There are helpful resources like The 5 Love Languages of Children and others that give us hints into how our kids are wired and how they may be asking to be loved. Here are some of my favorites that I recommend:
However, I think time is the best teacher—time spent together, getting to know each other in every season of life. And speaking of time…
8) Regularly create open pockets of time in your schedule.
Of course this is harder than it sounds. There is just so much to do, and the more kids you have (I have four), the more there is to do! But what I’m suggesting (and constantly aiming to do myself) is that we deliberately leave margin in our family’s schedule so that it really is easier to say yes because we have less places to be.
That may mean saying no to a really great sports activity or outside learning opportunity, and I think that’s OK because we have to remember our ultimate goal: To connect deeply with our kids and to treasure the moments together.
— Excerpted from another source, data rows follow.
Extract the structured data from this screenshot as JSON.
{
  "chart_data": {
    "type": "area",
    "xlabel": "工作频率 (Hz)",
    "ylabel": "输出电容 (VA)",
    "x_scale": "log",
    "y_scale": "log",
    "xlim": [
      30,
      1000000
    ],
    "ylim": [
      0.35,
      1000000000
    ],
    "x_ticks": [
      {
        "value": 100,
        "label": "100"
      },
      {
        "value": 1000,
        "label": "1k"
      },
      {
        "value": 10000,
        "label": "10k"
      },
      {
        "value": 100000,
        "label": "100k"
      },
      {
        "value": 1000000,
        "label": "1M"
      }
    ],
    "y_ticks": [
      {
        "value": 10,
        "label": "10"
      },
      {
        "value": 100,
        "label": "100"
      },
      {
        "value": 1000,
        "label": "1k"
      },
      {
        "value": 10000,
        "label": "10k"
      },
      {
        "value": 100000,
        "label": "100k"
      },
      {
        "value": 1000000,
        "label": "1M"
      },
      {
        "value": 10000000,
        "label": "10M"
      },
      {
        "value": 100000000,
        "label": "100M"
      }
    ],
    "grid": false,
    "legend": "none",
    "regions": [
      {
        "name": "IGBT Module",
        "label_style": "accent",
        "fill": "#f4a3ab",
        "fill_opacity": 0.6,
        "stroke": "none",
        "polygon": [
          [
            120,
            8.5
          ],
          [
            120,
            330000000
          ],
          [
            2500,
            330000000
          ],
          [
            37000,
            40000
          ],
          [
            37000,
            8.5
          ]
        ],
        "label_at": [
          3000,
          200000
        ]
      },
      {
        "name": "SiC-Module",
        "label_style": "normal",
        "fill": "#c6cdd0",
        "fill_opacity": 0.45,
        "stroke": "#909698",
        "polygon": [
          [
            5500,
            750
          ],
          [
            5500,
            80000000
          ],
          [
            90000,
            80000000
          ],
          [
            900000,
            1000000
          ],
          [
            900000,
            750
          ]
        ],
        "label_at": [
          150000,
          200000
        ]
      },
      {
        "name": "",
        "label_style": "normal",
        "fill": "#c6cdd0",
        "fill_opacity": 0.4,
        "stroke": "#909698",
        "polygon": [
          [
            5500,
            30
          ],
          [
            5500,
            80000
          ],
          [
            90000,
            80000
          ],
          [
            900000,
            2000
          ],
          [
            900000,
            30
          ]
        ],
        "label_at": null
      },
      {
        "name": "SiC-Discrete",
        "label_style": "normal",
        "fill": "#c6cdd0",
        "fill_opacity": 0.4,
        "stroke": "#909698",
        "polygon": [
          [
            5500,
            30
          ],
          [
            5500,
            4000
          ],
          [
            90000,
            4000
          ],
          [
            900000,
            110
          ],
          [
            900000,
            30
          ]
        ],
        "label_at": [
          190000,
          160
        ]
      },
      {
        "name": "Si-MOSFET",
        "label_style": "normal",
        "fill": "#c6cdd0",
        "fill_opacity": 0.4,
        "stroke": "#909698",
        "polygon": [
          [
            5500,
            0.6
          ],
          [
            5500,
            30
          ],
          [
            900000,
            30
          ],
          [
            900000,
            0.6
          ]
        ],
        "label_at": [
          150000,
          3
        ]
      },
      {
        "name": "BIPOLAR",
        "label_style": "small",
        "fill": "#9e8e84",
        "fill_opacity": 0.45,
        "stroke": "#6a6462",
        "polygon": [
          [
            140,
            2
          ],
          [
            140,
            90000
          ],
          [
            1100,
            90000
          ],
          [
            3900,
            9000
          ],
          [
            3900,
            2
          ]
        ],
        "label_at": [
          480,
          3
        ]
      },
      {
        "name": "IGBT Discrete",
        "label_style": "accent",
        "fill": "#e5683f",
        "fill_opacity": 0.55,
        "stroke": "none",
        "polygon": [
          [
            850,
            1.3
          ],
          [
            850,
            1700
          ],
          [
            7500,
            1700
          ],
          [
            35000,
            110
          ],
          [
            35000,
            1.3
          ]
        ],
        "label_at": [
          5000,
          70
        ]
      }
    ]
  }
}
Period.
9) Remember that it is a privilege and this opportunity won’t always be there.
The window is short, mamas. It’s hard to believe, but these wonderful children we’re entrusted with won’t always be scurrying near us. And, right now, we have the opportunity in these everyday moments to give our children the solid foundation and confidence that they are loved and valued. That is something that will serve them the rest of their lives!!
Think about your parents… they no longer have you in their home, asking for advice. One day your children will be in the same situation, so spend the time teaching them now.
So let’s stand strong in this battle, fellow busy moms! Let’s pledge to re-focus our priorities and to discover the greater purposes of our mothering. I’ll be right there beside you, figuring it all out moment-by-moment too.